Shanghai Steam, A Steampunk Wuxia Anthology
Steampunk has its roots as a literary genre, and even though people tend to think of it today as a visual medium there are still plenty of writers out there coming up with Steampunk tales to captivate eager readers.
Shanghai Steam is an anthology of stories featuring a mashup of Chinese Wuxia fantasy and Steampunk. Wuxia is a word composed of two Chinese characters. According to Shanghai Steam’s website, Wu is used to describe things having to do with martial arts, war, or the military. Xia refers to the type of protagonist found in Wuxia fiction, and is also a synonym for chivalry. Thus, Wuxia fiction is translated as martial-chivalric fiction. The collection features nineteen authors and their original stories which include everything from ancient worlds filled with steam and Qi-powered machines, to flying monks and Martian pagodas.
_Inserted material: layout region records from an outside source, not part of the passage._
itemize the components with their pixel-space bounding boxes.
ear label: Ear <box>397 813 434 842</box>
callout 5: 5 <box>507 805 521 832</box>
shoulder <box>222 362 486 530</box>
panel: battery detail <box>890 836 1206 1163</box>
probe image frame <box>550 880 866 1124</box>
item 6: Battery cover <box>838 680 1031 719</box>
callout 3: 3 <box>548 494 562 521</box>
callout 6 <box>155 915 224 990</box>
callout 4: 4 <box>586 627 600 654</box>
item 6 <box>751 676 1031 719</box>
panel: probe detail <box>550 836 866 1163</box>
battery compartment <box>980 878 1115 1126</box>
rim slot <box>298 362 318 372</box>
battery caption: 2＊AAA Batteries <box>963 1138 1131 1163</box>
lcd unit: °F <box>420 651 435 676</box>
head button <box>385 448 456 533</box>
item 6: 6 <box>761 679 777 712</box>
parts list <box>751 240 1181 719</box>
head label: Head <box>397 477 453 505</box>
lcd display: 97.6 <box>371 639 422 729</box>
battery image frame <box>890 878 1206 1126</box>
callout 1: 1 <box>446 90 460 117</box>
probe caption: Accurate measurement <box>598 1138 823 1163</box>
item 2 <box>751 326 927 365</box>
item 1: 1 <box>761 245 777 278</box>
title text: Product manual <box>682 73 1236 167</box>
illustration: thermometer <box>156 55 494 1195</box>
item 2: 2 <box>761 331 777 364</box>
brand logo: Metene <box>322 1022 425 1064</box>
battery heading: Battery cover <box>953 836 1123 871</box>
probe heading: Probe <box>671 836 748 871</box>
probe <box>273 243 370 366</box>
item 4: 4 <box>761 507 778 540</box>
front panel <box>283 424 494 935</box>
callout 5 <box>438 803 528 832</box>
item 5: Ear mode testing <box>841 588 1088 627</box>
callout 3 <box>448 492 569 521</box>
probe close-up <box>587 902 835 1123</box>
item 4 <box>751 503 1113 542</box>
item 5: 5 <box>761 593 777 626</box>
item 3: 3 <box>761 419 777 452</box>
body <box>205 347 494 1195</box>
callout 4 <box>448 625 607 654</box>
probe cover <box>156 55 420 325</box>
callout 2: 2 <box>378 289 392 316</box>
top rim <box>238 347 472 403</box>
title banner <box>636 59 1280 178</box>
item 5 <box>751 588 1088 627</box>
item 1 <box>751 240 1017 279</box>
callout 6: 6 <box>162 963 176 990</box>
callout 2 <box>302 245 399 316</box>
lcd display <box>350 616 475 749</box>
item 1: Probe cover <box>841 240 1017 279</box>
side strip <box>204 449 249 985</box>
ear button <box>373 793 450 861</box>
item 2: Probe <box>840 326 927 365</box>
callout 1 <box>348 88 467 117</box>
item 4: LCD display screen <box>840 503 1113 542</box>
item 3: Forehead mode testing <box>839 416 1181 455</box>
The anthology is the brainchild of its editors, Calvin D. Jim, Renee Bennett, and Ace Jordyn, and sprung from a chance conversation. “One of us said, ‘I’d love it if something like this existed, but I don’t know anyone who would write for it,’” Explains Jordyn, “The others said, ‘I would!’ While none of us put a piece into the anthology, that conversation proved to us that there was interest in the project.”
All three were Steampunk fans working in the publishing field from the get go, but only Calvin had had any experience working on publishing English language Wuxia. “All three have worked on IFWA’s short story contest, In Places Between, as judges, editors, and general dog’s-bodies. Good practice for Shanghai Steam!”
A bigger push in the Steampunk community to include cultures other than Victorian England or the American old west into the Steampunk universe had not gone unnoticed by the trio and was another driving force in creating the work, “The fact is that the Victorian era affected and influenced (positively and negatively) many societies around the world. Many of those stories from a Steampunk perspective have yet to be told. That was one of the reasons for doing Shanghai Steam– to tell those stories from the Asian perspective. There seems to be pockets of Steampunk written by authors of color around the world. “The Dragon and the Stars” edited by Derwin Mak and Eric Choi, “The Steampowered Globe” anthology by Rosemary Liu, or the new anthology “Steampunk World” edited by Sarah Hans and funded on Kickstarter. You also see the odd story in Lightspeed and other online magazines by authors of color that represent diversity. But there is still a long way to go before all this becomes the mainstream and not the exception.”
With a clear mission as to what they wanted to present they set about the daunting task of selecting the pieces that would appear in the anthology. “We chose the stories which spoke to us, which sang to us, which reached into our hearts and gave us dreams.The hardest part was having to say ‘no’ to some really wonderful pieces. Plus, we worked hard to balance the cultural aspects of the stories with the needs of the anthology.”
After careful, painstaking work, Shanghai Steam was finally published by Absolute XPress on October 10, 2012. The anthology’s positive reception proved that there was a a large majority of the Steampunk population that was hungry for these kinds of tales. Though there has been no definite plans to produce a sequel Jordyn says they are open to the idea. “We’ve had some conversations about it, about broadening the scope to include the world, or staying within China, or…. There are so many ways to go!”